L'Union -

En cumulant les primes, les profils les plus recherchés peuvent atteindre une rémunération nette de 2 500 euros par mois lors de leurs missions, indique l’agence d’intérim Mistertemp’ qui vient de publier un baromètre des salaires dans l’industrie.

Le tuyauteur fait partie des perles rares qui suscitent une concurrence entre employeurs et une inflation des salaires.Le tuyauteur fait partie des perles rares qui suscitent une concurrence entre employeurs et une inflation des salaires. - Archives Travailler en usine et même y faire une mission de renfort ou de remplacement est plus rémunérateur qu’on ne le pense. C’est ce qui ressort notamment du baromètre de Mistertemp’, agence d’intérim en ligne, qui a épluché quelque 60 000 contrats de travail dans l’industrie. Si le simple agent de production dépasse à peine le Smic (1 589 euros brut par mois, soit 10,48 euros brut de l’heure), les soudeurs, techniciens de maintenance, tourneurs fraiseurs, passent, en moyenne, la barre des 1 800 euros bruts par mois, soit plus de 12 euros brut de l’heure, le haut du podium étant occupé par le tuyauteur, dont la cote atteint 2 042 euros bruts par mois, soit 13,47 euros de l’heure.

Et encore, ces salaires bruts ne prennent pas en compte les indemnités de fin de mission, de congés payés, d’ancienneté et les diverses primes (de nuit, de dimanche, de poste, etc.) en vigueur dans l’entreprise ou la branche. Inutile de dire que dans ces conditions, un intérimaire peut atteindre 2 500 euros net par mois. Comment l’expliquer ? « Ce sont des métiers qui peuvent requérir, au-delà des diplômes, un savoir-faire très particulier et pointu, ils sont donc extrêmement pénuriques, explique Alexandre Pham, cofondateur de Mistertemp’.

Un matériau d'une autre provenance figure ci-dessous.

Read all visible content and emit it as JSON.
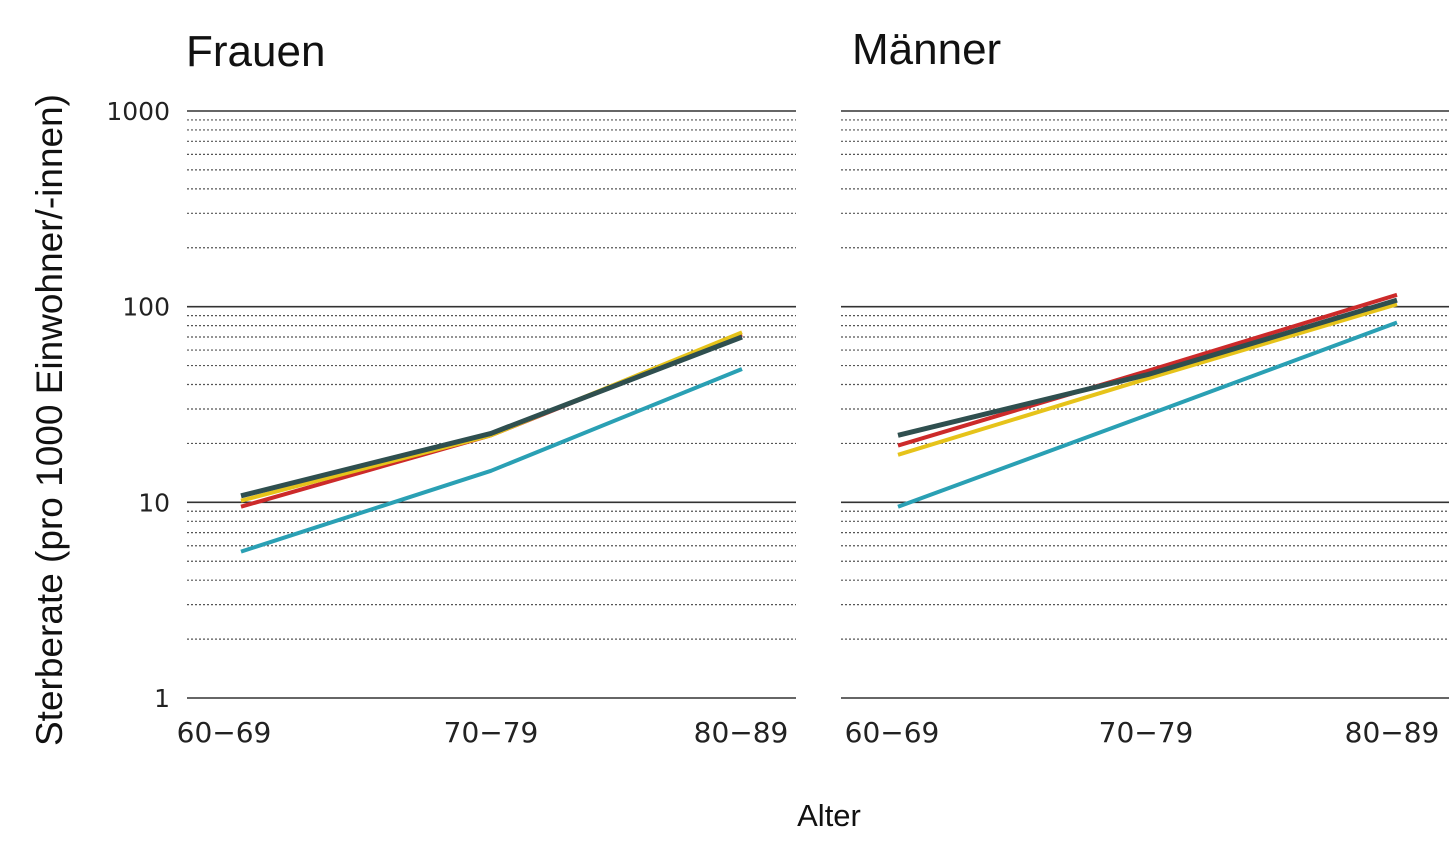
{
  "y_axis_label": "Sterberate (pro 1000 Einwohner/-innen)",
  "x_axis_label": "Alter",
  "chart_data": [
    {
      "type": "line",
      "title": "Frauen",
      "categories": [
        "60−69",
        "70−79",
        "80−89"
      ],
      "yscale": "log",
      "ylim": [
        1,
        1000
      ],
      "yticks": [
        "1",
        "10",
        "100",
        "1000"
      ],
      "grid": true,
      "series": [
        {
          "color": "#cc2a2a",
          "values": [
            9.5,
            22,
            72
          ]
        },
        {
          "color": "#e6c31a",
          "values": [
            10.2,
            22,
            74
          ]
        },
        {
          "color": "#2aa0b4",
          "values": [
            5.6,
            14.5,
            48
          ]
        },
        {
          "color": "#2f4f4f",
          "values": [
            10.8,
            22.5,
            70
          ]
        }
      ]
    },
    {
      "type": "line",
      "title": "Männer",
      "categories": [
        "60−69",
        "70−79",
        "80−89"
      ],
      "yscale": "log",
      "ylim": [
        1,
        1000
      ],
      "grid": true,
      "series": [
        {
          "color": "#cc2a2a",
          "values": [
            19.5,
            47,
            115
          ]
        },
        {
          "color": "#e6c31a",
          "values": [
            17.5,
            43,
            103
          ]
        },
        {
          "color": "#2aa0b4",
          "values": [
            9.5,
            28,
            83
          ]
        },
        {
          "color": "#2f4f4f",
          "values": [
            22,
            45,
            108
          ]
        }
      ]
    }
  ]
}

Les entreprises se plaignent d’avoir du mal à trouver ce type de profils, ce qui suscite une inflation des rémunérations et peut créer aussi une concurrence entre entreprises. » Les salaires des métiers de l’industrie peuvent donc « être largement supérieurs à ceux des métiers tertiaires qui, pour certains, nécessitent des études plus longues, compare Alexandre Pham. Un bac+5 en communication aura, en début de carrière, une rémunération plus faible sur le marché, car ce sont des profils moins pénuriques que ceux de soudeurs ou tuyauteurs ». D’après Mistertemp’, un aide comptable gagnerait en intérim, hors primes, 1 642,48 euros par mois (10,83 euros de l’heure) et un vendeur 1 563,61 euros par mois (10,31 euros de l’heure).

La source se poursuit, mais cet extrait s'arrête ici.